Rubin tried unsuccessfully to bring a bill up for floor debate, a bill that included a gaming provision. Once allowed on the floor, the bill could have been amended on a range of gaming topics.
Rubin, Barker and others wanted to engage a debate about readjusting the tax structure for reopening dog and horse racetracks, legislators said. Merrick objected, and the Rules Committee, even though headed by Barker, sided with Merrick that the bill couldn’t be debated.
Merrick said he had a “very heavy heart” in ousting Rubin and Barker. In a written statement, he cited the attempt to “manipulate the House rules” to pull a bill out of committee despite a hearing scheduled Wednesday in the House Appropriations Committee.
“There is the possibility that expanding gaming in Kansas could result in the state being forced to pay over $100 million to the current operators of the state owned casinos,” Merrick said. “The Appropriations committee will give this issue a fair hearing and will allow both sides to make their case.”
Rubin, who decided earlier he was not seeking re-election in the fall, is in the midst of shepherding a major reform of state juvenile justice law.

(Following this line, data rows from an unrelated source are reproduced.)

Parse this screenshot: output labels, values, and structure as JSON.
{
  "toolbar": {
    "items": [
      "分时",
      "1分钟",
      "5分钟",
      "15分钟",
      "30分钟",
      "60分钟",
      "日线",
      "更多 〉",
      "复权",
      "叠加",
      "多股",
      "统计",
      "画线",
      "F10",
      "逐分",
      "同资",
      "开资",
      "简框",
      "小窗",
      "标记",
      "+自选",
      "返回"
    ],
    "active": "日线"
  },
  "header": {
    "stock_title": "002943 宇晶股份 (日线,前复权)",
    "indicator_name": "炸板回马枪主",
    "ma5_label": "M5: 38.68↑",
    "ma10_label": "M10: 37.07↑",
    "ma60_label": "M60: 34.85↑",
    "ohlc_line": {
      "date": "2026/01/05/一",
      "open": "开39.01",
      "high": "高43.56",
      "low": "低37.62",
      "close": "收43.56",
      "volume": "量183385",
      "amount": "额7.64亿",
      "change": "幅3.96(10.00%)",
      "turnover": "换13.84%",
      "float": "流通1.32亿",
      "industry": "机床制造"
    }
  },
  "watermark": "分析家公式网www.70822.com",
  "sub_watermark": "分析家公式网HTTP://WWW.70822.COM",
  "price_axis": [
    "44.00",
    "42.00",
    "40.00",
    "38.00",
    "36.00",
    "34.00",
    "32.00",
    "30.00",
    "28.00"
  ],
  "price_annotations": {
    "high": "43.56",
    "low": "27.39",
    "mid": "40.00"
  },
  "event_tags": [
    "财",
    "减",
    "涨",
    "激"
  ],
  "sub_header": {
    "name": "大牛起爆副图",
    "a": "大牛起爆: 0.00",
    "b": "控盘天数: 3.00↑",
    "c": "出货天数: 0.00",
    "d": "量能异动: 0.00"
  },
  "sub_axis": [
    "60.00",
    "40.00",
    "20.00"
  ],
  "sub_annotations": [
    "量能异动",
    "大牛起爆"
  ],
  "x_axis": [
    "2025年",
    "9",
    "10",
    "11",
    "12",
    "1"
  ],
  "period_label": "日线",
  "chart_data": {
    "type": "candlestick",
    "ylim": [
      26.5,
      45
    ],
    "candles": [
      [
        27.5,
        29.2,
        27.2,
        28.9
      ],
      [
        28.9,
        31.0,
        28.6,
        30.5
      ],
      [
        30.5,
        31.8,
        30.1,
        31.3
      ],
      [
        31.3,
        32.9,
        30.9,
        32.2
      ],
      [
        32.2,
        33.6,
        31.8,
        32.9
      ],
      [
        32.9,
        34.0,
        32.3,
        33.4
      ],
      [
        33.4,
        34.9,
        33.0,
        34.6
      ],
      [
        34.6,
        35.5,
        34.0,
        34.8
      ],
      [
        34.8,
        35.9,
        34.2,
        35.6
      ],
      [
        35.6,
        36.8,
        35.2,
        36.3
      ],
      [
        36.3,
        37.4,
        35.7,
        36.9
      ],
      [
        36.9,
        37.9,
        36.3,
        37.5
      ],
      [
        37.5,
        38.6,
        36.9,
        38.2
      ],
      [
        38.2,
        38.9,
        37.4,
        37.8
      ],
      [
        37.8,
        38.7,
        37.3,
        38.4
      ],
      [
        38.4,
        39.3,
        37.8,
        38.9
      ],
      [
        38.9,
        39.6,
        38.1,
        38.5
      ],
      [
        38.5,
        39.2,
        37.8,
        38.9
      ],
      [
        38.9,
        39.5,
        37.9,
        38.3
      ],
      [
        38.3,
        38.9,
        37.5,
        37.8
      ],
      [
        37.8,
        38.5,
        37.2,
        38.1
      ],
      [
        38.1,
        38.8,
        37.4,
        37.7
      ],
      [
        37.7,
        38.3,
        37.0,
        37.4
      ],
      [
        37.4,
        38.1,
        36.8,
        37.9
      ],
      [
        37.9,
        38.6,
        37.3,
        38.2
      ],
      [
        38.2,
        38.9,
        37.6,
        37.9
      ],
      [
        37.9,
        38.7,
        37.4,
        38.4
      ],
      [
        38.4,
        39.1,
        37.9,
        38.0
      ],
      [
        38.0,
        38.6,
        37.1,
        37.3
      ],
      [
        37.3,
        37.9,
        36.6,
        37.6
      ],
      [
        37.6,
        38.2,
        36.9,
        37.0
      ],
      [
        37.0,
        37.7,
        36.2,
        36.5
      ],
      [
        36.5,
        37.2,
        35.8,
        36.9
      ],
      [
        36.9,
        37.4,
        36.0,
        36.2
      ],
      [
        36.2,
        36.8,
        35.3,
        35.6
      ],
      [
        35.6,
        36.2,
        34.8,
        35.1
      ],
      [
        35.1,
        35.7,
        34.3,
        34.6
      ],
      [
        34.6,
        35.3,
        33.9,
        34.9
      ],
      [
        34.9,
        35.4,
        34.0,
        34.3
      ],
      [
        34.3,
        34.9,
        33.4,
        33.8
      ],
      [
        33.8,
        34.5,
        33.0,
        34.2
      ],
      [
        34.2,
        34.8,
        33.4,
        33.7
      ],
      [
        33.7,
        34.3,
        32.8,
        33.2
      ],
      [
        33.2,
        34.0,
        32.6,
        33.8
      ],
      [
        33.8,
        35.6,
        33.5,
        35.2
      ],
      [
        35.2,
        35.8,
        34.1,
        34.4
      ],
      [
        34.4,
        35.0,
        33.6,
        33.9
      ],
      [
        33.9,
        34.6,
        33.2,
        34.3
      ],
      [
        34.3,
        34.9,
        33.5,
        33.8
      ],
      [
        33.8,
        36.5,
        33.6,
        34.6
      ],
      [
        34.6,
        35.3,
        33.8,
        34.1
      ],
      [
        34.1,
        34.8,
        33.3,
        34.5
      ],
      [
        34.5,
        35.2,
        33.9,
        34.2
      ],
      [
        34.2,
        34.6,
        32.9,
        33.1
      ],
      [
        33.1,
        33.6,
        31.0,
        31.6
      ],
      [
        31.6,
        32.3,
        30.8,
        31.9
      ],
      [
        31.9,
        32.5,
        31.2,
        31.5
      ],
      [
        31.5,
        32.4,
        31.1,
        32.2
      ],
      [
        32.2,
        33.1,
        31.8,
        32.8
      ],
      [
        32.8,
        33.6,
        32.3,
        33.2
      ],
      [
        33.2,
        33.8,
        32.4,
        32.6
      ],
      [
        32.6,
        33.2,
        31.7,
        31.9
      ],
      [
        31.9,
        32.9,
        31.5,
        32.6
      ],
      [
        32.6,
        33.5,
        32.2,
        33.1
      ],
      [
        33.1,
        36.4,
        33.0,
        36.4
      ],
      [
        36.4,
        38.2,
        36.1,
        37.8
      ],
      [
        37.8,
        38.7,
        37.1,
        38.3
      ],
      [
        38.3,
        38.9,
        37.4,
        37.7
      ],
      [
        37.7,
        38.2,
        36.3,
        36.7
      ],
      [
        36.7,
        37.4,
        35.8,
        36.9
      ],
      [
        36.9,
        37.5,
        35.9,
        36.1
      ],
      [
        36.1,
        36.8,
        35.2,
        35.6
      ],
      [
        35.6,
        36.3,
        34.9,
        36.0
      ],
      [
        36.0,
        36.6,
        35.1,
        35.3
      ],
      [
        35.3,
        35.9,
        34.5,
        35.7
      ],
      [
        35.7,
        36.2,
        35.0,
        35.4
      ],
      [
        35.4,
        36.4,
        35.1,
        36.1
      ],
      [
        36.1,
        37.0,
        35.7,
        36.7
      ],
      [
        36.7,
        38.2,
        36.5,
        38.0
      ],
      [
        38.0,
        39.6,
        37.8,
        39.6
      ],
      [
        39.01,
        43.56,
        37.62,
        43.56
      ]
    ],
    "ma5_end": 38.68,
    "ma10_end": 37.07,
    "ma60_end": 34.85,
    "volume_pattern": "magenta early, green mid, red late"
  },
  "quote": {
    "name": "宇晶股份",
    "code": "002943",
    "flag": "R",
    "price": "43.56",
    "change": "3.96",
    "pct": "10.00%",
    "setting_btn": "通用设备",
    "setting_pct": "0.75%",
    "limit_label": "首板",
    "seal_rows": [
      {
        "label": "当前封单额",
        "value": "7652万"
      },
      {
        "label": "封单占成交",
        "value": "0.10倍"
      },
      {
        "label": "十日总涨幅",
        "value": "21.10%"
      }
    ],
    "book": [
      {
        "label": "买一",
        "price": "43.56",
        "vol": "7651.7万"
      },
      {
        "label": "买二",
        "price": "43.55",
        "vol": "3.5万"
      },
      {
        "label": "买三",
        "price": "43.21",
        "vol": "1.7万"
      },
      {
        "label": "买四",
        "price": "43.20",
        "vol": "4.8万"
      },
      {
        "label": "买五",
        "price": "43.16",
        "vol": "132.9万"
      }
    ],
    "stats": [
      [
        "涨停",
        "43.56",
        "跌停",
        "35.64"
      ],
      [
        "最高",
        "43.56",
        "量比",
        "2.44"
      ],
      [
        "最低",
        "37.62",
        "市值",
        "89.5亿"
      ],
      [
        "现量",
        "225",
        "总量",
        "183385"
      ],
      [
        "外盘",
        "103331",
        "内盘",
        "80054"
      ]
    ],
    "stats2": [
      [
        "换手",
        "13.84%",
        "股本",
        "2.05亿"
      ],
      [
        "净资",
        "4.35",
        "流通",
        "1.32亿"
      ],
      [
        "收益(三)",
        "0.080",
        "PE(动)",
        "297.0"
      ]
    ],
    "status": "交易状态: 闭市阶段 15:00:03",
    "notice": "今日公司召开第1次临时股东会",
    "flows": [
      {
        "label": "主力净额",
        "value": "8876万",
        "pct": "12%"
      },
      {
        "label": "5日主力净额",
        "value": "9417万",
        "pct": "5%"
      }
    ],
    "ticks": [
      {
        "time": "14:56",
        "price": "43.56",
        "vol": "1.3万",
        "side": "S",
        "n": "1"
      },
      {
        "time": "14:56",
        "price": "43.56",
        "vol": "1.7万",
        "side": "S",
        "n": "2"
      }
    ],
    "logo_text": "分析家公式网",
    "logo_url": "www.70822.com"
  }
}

“It’s pretty terrible,” said Rubin, a retired federal judge and an advocate of government transparency. “I’ve put in hundreds of hours on juvenile justice reform.”
Rubin declined to comment further.
Legislators were shocked by the speed of the move against Rubin — and the public nature of the action.
“So sudden, so dramatic, so public,” said Rep. Barbara Bollier, a Mission Hills Republican.
Last year, the conservative house speaker removed Bollier, a retired physician, and two other moderates from the House Health and Human Services Committee. That move was less public but also sudden, she said.
“It wasn’t discussed with me,” Bollier said, “it was just done.”
Merrick’s swift decision about Rubin was worrisome, she said.
“The appearance is that if you question or challenge or try to utilize the rules about something the speaker doesn’t approve of, there will be retribution. And that concerns me in a democracy.”
Rep. Melissa Rooker, a Fairway Republican and a moderate, also was concerned about the move.
“There is a lot of pressure on lawmakers to fix things,” Rooker said, “but this is very illustrative of the environment we’re in, with leadership that has a preferred direction and will not brook any deviation from that path.”
Rep. Jim Ward, a Wichita Democrat, called Merrick’s move “the most disrespectful thing I’ve ever seen,” noting that Rubin and Barker are conservatives.
“It doesn’t make any sense,” Ward said. “They just disagreed about an issue. This speaker has been very much opposed to a diversity of ideas. He’s really using bully tactics.”
Last month, Senate President Susan Wagle of Wichita ousted Sen. Mary Pilcher-Cook, a Shawnee Republican, from a committee chairmanship over what Wagle said was Pilcher-Cook’s attempt to force a Senate vote on Medicaid expansion.
Merrick appointed Rep. Ramon Gonzalez, a Perry Republican, to chair of Corrections and Juvenile Justice and Rep. Jan Pauls, a Hutchinson Republican, to chair the Rules Committee.